I’ve made special links all over this blog to help you get started (hover over red words for definitions), but to see results, you’re going to have to devote yourself to the cause.

You should keep in mind that not every hard word is a likely SAT word, and not every SAT word is necessarily a hard one. Some words show up again and again, and some almost never appear. So it’s a good first step to springboard yourself into your quest with a box of flashcards or word list that’s been designed using previous SATs for inspiration, like Direct Hits. What is often said about investments (someday you’ll know this firsthand) is true here as well: past performance does not guarantee future results. Still, it’s good to know which words the test makers have gone to repeatedly in the past.

So start with flash cards or a book of words, and then keep on moving from there. Words are everywhere. Learn the definition of every word you encounter in magazines, text books, advertisements, etc., not to mention practice tests in the Blue Book. Tirelessly hunt down the meaning of every word you hear from your teachers and your garrulous (but well-spoken) friends. Believe me, you’ll be happy on test day when a word you learned a few weeks prior appears as the correct answer of a very difficult Sentence Completion question.

A personal story to drive this home: I took the GRE (it’s like the SAT for grad school) a while back. It’s actually very similar to the SAT so I was supremely confident, but you take it on a computer so I figured I’d take a practice test before I sat for it just to get the timing down, etc.

Two words came up on the practice test that I didn’t know: pusillanimous and quotidian.

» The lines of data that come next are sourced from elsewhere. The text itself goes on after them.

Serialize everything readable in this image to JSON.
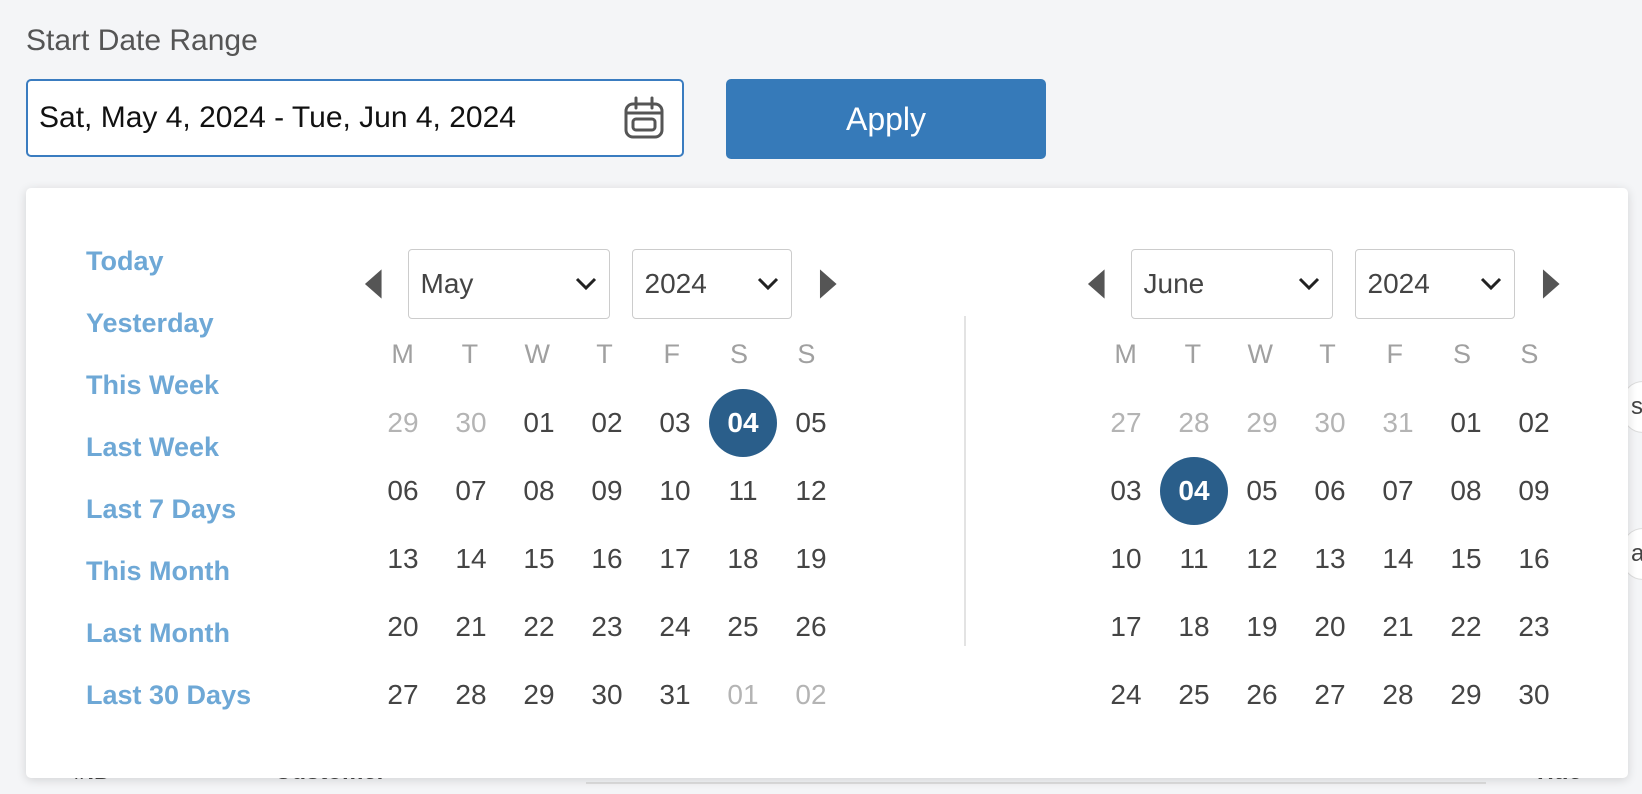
{
  "field_label": "Start Date Range",
  "date_input": {
    "value": "Sat, May 4, 2024 - Tue, Jun 4, 2024",
    "icon": "calendar-icon"
  },
  "apply_button": {
    "label": "Apply",
    "color": "#367ab9"
  },
  "presets": [
    "Today",
    "Yesterday",
    "This Week",
    "Last Week",
    "Last 7 Days",
    "This Month",
    "Last Month",
    "Last 30 Days"
  ],
  "weekdays": [
    "M",
    "T",
    "W",
    "T",
    "F",
    "S",
    "S"
  ],
  "colors": {
    "preset": "#6ea8d6",
    "selected_day": "#2a5e8a",
    "muted_day": "#b4b4b4"
  },
  "calendars": [
    {
      "month": "May",
      "year": "2024",
      "days": [
        {
          "d": "29",
          "muted": true
        },
        {
          "d": "30",
          "muted": true
        },
        {
          "d": "01"
        },
        {
          "d": "02"
        },
        {
          "d": "03"
        },
        {
          "d": "04",
          "selected": true
        },
        {
          "d": "05"
        },
        {
          "d": "06"
        },
        {
          "d": "07"
        },
        {
          "d": "08"
        },
        {
          "d": "09"
        },
        {
          "d": "10"
        },
        {
          "d": "11"
        },
        {
          "d": "12"
        },
        {
          "d": "13"
        },
        {
          "d": "14"
        },
        {
          "d": "15"
        },
        {
          "d": "16"
        },
        {
          "d": "17"
        },
        {
          "d": "18"
        },
        {
          "d": "19"
        },
        {
          "d": "20"
        },
        {
          "d": "21"
        },
        {
          "d": "22"
        },
        {
          "d": "23"
        },
        {
          "d": "24"
        },
        {
          "d": "25"
        },
        {
          "d": "26"
        },
        {
          "d": "27"
        },
        {
          "d": "28"
        },
        {
          "d": "29"
        },
        {
          "d": "30"
        },
        {
          "d": "31"
        },
        {
          "d": "01",
          "muted": true
        },
        {
          "d": "02",
          "muted": true
        }
      ]
    },
    {
      "month": "June",
      "year": "2024",
      "days": [
        {
          "d": "27",
          "muted": true
        },
        {
          "d": "28",
          "muted": true
        },
        {
          "d": "29",
          "muted": true
        },
        {
          "d": "30",
          "muted": true
        },
        {
          "d": "31",
          "muted": true
        },
        {
          "d": "01"
        },
        {
          "d": "02"
        },
        {
          "d": "03"
        },
        {
          "d": "04",
          "selected": true
        },
        {
          "d": "05"
        },
        {
          "d": "06"
        },
        {
          "d": "07"
        },
        {
          "d": "08"
        },
        {
          "d": "09"
        },
        {
          "d": "10"
        },
        {
          "d": "11"
        },
        {
          "d": "12"
        },
        {
          "d": "13"
        },
        {
          "d": "14"
        },
        {
          "d": "15"
        },
        {
          "d": "16"
        },
        {
          "d": "17"
        },
        {
          "d": "18"
        },
        {
          "d": "19"
        },
        {
          "d": "20"
        },
        {
          "d": "21"
        },
        {
          "d": "22"
        },
        {
          "d": "23"
        },
        {
          "d": "24"
        },
        {
          "d": "25"
        },
        {
          "d": "26"
        },
        {
          "d": "27"
        },
        {
          "d": "28"
        },
        {
          "d": "29"
        },
        {
          "d": "30"
        }
      ]
    }
  ],
  "background_table": {
    "headers": [
      "#ID",
      "Customer",
      "Title"
    ],
    "chip_fragments": [
      "s",
      "at"
    ]
  }
}
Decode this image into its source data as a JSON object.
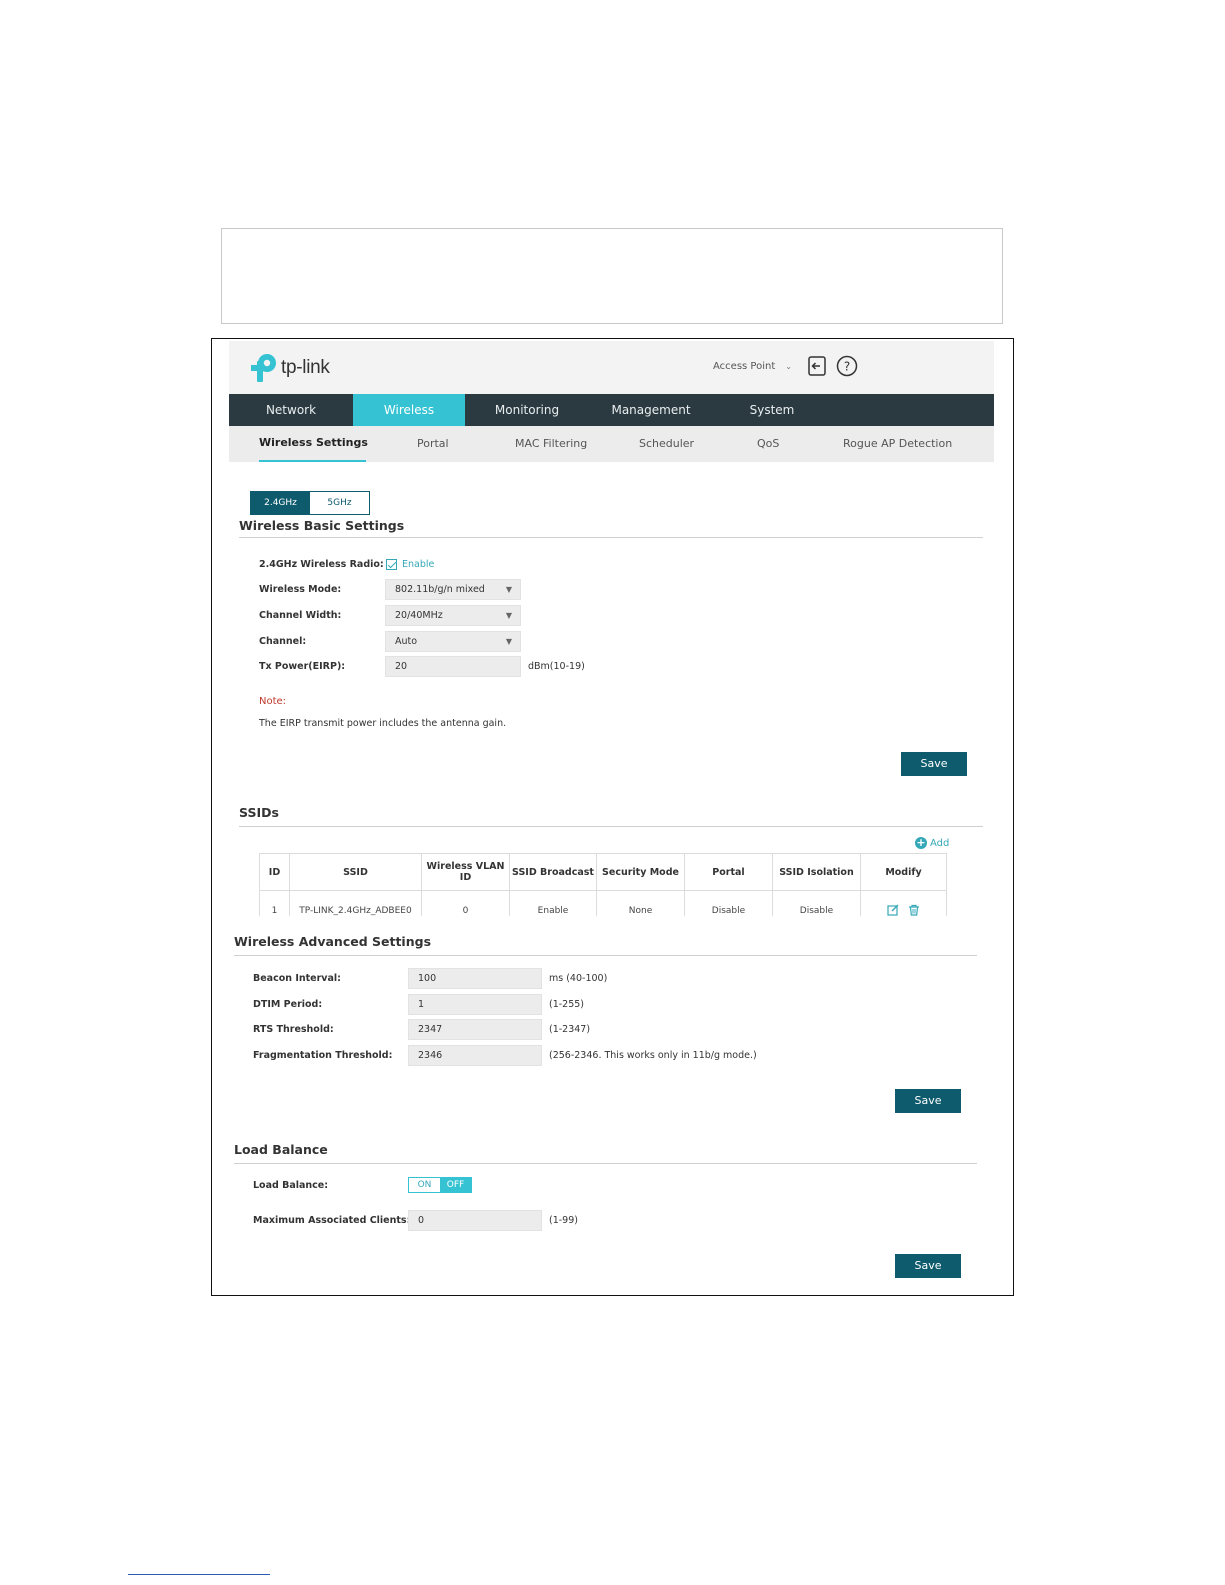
{
  "header": {
    "logo_text": "tp-link",
    "mode": "Access Point"
  },
  "main_nav": [
    "Network",
    "Wireless",
    "Monitoring",
    "Management",
    "System"
  ],
  "sub_nav": [
    "Wireless Settings",
    "Portal",
    "MAC Filtering",
    "Scheduler",
    "QoS",
    "Rogue AP Detection"
  ],
  "band_tabs": [
    "2.4GHz",
    "5GHz"
  ],
  "basic": {
    "title": "Wireless Basic Settings",
    "radio_label": "2.4GHz Wireless Radio:",
    "radio_value": "Enable",
    "mode_label": "Wireless Mode:",
    "mode_value": "802.11b/g/n mixed",
    "width_label": "Channel Width:",
    "width_value": "20/40MHz",
    "channel_label": "Channel:",
    "channel_value": "Auto",
    "tx_label": "Tx Power(EIRP):",
    "tx_value": "20",
    "tx_hint": "dBm(10-19)",
    "note_title": "Note:",
    "note_text": "The EIRP transmit power includes the antenna gain.",
    "save": "Save"
  },
  "ssids": {
    "title": "SSIDs",
    "add": "Add",
    "columns": [
      "ID",
      "SSID",
      "Wireless VLAN ID",
      "SSID Broadcast",
      "Security Mode",
      "Portal",
      "SSID Isolation",
      "Modify"
    ],
    "rows": [
      [
        "1",
        "TP-LINK_2.4GHz_ADBEE0",
        "0",
        "Enable",
        "None",
        "Disable",
        "Disable"
      ]
    ]
  },
  "advanced": {
    "title": "Wireless Advanced Settings",
    "beacon_label": "Beacon Interval:",
    "beacon_value": "100",
    "beacon_hint": "ms (40-100)",
    "dtim_label": "DTIM Period:",
    "dtim_value": "1",
    "dtim_hint": "(1-255)",
    "rts_label": "RTS Threshold:",
    "rts_value": "2347",
    "rts_hint": "(1-2347)",
    "frag_label": "Fragmentation Threshold:",
    "frag_value": "2346",
    "frag_hint": "(256-2346. This works only in 11b/g mode.)",
    "save": "Save"
  },
  "load_balance": {
    "title": "Load Balance",
    "lb_label": "Load Balance:",
    "toggle_on": "ON",
    "toggle_off": "OFF",
    "max_label": "Maximum Associated Clients:",
    "max_value": "0",
    "max_hint": "(1-99)",
    "save": "Save"
  },
  "colors": {
    "nav_bg": "#2b3a40",
    "accent": "#35c3d3",
    "button": "#0d5b6c",
    "note": "#c0392b"
  }
}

I was in a rush, so I didn’t look them up right away. I did get around to looking up pusillanimous later (it’s easy to remember that it means cowardly because it starts with “pusi”), but I never got around to quotidian; I got lazy. A few weeks later, BOTH words appeared on my real GRE as correct answers, and I missed the quotidian question. I can’t tell you how hard I kicked my own ass for not following my own advice.

Bottom line: do as I say (and as I will most definitely continue to do now that I’ve been burned), not as I regretfully did.

Comments (2)

Your little anecdote made me realize just how much taking a second language in high school can help with testing. (I only knew the meaning of ‘quotidian’ because I know the meaning of the French word ‘quotidien’.)